As I write this month’s column we are in the midst of preparing for high school graduations. When I listen to my team members talk about high school and pending deadline for their child’s choice of college, it is scary. They talk about having to spend $30, $40 or $50 thousand for a year of college and hope that their child can earn a scholarship to help alleviate some of the burden.
For those of you who have a charitable intent in your estate plan, establishing a scholarship through a charitable remainder trust is something you should consider. What is a charitable remainder trust?
A charitable remainder trust is a way of dividing your wealth between individuals and charitable beneficiaries. For Individuals such as you and your spouse, and/or other family members, there are no restrictions—receive the income from the charitable trust. The trust may last for a set number of years, or for the life of an income beneficiary, or for the joint lives of more than one beneficiary. When the trust finally ends, the charity receives all the remaining assets.
Usually distributions from the trust are determined by one of two methods. One method is called a charitable remainder annuity trust, meaning a specific dollar amount is paid every year to the income beneficiary, regardless of what happens in the financial markets. The other common method is called a charitable remainder unitrust, from which a specific percentage of the trust’s value is paid out each year. The advantage of the unitrust is that the amount of income will go up over time as the value of the trust assets goes up. That offers the possibility of inflation protection.
Income and gift tax charitable deductions are available when the charitable trust is funded. The charitable deduction is also age based. Another important benefit is tax-free diversification of concentrated holdings when gifted to the Charitable Remainder Trust. When an appreciated asset is transferred to the charitable trust, the tax deductions are determined by full fair market value. If the trust sells the asset, there is no tax on the capital gain—in effect; the capital gains tax is forgiven. There are numerous benefits to establishing a charitable reminder trust. Speak with an estate planning or elder law attorney about CRT’s.

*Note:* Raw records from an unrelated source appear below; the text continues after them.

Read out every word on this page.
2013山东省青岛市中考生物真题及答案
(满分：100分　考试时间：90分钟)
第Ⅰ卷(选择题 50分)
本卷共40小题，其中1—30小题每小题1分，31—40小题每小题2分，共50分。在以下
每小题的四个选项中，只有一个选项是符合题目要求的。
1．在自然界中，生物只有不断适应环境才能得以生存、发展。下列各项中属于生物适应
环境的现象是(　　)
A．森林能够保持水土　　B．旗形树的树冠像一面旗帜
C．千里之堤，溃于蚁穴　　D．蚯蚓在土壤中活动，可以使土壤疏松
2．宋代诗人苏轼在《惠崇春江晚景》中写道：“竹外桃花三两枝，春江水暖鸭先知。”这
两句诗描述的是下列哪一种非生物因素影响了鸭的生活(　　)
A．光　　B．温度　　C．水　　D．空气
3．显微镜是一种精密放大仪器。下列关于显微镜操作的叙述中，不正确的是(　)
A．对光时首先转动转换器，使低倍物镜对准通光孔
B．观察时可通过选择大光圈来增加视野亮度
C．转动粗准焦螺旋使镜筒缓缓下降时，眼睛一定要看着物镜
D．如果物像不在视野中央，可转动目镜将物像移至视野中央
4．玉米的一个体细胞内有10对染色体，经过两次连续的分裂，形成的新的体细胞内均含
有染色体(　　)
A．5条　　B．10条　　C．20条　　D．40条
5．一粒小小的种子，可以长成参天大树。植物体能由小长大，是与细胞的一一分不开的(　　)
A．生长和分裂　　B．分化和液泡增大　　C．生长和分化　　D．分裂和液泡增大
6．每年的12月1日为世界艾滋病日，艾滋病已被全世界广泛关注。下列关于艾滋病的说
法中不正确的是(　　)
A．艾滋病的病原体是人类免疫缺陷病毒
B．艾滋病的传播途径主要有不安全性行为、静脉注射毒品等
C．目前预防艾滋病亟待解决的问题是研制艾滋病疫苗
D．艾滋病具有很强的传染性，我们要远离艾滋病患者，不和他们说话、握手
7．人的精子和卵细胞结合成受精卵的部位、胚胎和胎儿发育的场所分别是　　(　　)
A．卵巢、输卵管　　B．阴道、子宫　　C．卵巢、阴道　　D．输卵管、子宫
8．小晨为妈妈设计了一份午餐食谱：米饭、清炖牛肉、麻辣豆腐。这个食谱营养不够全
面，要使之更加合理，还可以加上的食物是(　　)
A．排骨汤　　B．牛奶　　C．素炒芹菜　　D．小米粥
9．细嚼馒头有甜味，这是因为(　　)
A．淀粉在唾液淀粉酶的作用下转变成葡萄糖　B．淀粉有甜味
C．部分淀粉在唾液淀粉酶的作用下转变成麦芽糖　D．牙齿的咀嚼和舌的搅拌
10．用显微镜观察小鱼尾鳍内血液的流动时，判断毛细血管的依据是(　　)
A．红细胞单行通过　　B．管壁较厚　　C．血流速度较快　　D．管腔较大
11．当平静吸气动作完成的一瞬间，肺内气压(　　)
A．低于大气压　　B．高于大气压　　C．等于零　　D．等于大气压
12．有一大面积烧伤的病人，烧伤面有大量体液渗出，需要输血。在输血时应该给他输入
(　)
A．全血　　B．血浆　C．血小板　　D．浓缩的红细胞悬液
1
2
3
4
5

Last year I wrote about a couple I helped for many years. They had no children and they were charitably inclined. In their estate plan they established a Charitable Remainder Unitrust that established scholarships for students graduating from Manchester Township, NJ high school. We converted the CRT to a trust in perpetuity. Last year we awarded $81,000 in scholarships to the graduating class of 2015 in the name of C. Edward and Helen Enroth. We can’t wait to distribute scholarships to the class of 2016!